Adopting ACTs for Malaria: Kenya's Experience

Artemisinin-based combination therapies (ACTs) for malaria are the textbook case of demand forecasting gone wrong, in part because of wildly optimistic assumptions about uptake in developing countries. While the recent CGD report A Risky Business: Saving Money and Improving Global Health through Better Demand Forecasts discusses the underlying incentives - and the resulting health and financial consequences - it does not not explain why it took so long for countries to switch to Coartem in the first place. Now, a new article in the Malaria Journal addresses this critical question head-on by providing a detailed look at Kenya's experience changing and implementing their national malaria drug policy, which highlights the need for more and better evidence to inform decision-making at every level and draws out key lessons for the future.I strongly recommend reading the paper in its entirety, as it makes far too many excellent points and historical facts to summarize here. But the big takeaway is that the poor availability and quality of data delayed a decision of which product to use in place of the former first-line drug treatment protocol, sulphadoxine/sulphalene-pyrimethamine, and that even after settling on artemether-lumefantrine (AL) - under the Coartem fixed dose brand - it took over two and half years before it was actually available to patients:

The factors that resulted in a paralysis from policy decision to policy implementation included: (1) concerns and government procurement difficulties with a single-sourced product; (2) timely access to external funds provided by the [Global Fund to Fight AIDS, Tuberculosis and Malaria]; (3) lack of agreement on whether there was a long-term, sustainable financing plan; and (4) competing local and international interests for alternatives to AL. The GFATM was in its nascent stages and experience needed to be built in putting up structures that would ensure its monies were spent in a transparent way. Nonetheless, alternative mechanisms of financing drug procurement require further attention and the issue of long-term financing remains unresolved.
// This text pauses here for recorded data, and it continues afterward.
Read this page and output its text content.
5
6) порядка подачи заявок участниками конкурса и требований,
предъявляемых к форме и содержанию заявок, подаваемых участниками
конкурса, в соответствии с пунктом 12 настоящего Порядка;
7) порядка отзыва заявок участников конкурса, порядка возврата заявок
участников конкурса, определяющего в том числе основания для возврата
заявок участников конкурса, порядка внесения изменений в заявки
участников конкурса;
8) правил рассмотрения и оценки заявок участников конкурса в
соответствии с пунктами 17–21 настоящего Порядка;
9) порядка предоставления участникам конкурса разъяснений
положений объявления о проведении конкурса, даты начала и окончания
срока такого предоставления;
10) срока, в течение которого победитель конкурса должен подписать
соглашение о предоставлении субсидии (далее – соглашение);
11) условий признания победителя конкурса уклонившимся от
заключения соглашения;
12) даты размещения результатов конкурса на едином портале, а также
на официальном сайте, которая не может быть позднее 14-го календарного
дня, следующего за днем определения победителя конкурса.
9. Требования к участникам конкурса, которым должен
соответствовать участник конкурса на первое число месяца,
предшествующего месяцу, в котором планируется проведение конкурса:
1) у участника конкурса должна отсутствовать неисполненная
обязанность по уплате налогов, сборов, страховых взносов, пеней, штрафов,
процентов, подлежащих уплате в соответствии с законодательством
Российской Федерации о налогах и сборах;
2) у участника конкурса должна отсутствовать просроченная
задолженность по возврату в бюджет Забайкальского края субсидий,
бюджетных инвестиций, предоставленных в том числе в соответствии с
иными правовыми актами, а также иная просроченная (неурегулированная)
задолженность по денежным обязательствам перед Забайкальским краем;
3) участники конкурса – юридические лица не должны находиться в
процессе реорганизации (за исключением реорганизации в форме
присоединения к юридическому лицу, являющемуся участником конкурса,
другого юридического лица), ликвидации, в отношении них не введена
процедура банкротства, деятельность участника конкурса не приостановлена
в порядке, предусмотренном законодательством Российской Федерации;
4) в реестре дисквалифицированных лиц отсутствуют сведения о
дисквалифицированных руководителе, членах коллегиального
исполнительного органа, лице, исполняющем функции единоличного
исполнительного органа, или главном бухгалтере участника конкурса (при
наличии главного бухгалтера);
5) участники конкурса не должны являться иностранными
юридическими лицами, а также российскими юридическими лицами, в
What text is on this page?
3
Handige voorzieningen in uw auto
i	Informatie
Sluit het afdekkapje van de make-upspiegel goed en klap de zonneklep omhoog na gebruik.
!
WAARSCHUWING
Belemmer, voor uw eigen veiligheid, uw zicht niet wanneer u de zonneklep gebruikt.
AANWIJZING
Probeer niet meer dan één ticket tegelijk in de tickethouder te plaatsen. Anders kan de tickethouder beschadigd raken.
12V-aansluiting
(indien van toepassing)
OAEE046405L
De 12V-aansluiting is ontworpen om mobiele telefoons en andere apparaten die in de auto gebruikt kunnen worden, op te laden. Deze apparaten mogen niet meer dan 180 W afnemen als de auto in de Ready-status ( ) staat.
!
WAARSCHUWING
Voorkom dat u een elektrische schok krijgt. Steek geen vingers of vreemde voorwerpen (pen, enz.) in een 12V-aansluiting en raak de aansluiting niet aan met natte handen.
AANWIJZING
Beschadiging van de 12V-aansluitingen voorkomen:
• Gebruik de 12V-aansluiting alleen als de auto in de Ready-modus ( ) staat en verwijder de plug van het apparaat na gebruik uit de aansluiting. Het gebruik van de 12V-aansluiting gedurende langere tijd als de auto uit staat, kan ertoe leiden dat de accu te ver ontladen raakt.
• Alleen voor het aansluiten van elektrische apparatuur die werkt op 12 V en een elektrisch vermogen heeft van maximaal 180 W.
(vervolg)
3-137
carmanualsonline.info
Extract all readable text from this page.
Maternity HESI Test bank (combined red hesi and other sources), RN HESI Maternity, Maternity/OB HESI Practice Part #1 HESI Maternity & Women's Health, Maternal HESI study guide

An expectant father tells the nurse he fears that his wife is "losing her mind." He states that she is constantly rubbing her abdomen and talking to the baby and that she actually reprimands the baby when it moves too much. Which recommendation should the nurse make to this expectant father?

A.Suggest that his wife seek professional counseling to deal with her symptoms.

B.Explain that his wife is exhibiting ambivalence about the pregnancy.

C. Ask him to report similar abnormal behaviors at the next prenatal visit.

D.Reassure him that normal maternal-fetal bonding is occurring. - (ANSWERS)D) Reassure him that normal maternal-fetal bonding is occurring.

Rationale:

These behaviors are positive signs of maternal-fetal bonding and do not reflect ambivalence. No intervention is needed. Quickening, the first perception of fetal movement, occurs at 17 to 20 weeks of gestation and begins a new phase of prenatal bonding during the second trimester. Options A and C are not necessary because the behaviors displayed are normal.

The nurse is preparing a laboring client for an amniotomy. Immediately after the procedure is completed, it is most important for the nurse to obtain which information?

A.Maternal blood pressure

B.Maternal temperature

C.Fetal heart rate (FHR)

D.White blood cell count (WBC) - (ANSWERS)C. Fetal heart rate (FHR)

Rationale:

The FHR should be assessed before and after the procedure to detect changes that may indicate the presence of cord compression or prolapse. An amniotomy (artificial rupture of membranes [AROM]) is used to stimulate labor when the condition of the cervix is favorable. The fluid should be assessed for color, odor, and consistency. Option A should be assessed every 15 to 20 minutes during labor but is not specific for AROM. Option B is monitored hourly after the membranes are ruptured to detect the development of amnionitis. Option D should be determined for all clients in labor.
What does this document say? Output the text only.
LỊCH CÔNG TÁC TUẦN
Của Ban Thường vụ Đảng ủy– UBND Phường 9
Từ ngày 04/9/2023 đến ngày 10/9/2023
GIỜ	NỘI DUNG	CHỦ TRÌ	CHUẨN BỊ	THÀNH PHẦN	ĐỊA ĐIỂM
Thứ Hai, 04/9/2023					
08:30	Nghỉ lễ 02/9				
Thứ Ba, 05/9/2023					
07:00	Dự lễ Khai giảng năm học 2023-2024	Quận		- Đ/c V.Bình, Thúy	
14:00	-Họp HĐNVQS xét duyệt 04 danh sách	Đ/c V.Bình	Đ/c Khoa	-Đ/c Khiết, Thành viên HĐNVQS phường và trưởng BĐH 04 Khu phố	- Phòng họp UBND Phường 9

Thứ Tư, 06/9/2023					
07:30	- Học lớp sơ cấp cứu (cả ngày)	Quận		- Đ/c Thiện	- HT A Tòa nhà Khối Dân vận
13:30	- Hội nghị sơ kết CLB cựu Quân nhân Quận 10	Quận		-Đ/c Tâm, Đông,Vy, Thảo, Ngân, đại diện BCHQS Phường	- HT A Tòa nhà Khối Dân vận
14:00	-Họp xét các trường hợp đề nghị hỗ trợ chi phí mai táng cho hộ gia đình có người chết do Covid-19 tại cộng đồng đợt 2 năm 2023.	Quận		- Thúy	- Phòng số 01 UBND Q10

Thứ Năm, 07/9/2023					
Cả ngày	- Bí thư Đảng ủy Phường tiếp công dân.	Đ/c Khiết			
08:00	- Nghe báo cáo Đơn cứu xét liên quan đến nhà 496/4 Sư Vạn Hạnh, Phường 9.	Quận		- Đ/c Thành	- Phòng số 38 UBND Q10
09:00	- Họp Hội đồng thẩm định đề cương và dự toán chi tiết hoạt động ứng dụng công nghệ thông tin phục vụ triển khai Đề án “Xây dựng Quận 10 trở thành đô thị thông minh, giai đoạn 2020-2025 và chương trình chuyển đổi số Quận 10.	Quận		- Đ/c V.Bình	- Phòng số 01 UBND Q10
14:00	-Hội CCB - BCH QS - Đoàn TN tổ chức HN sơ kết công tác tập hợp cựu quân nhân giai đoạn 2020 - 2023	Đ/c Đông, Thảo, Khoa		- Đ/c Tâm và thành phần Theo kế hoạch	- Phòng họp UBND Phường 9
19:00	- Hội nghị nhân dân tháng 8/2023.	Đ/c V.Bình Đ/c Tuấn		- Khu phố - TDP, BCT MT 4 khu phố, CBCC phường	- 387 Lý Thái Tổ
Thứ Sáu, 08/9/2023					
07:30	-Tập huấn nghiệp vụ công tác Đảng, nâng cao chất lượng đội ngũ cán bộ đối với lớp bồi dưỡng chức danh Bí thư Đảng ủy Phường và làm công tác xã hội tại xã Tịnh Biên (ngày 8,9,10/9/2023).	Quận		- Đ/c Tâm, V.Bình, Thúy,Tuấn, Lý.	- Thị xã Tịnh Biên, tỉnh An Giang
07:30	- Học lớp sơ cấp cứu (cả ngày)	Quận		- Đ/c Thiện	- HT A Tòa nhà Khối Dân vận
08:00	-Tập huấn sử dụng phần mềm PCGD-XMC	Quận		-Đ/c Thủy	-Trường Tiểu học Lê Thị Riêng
The paper also addresses the opposition from local manufacturers, who were left holding huge stocks of the old products, and the legislative implications of allowing over-the-counter access in the future. Finally, the authors point towards the "complexities of harmonizing various national treatment guidelines, developing effective in-service training, ensuring adequate drug supply and educating the patient population" inherent in any change of national drug policies:

Each of these activities consume huge amounts of ministry staff time and demand inputs from many other partners [and] must be carefully managed to avoid health workers being confronted with new drugs without information on how to prescribe and dispense them, trained health workers without the resources to implement the new policy or a patient population told that old medicines don't work but who cannot access new medicines.

There are many more hurdles ahead, as Kenya seeks to sustain regular drug supplies and manage the new systems in place. While better demand forecasts will both contribute to and result from these ongoing efforts, there is much more that needs to be done, and like the authors, I hope that the government, donors and others will continue to support the uptake of ACTs - both in Kenya and elsewhere - as well as the credible operational research that should inform each of the steps along the way.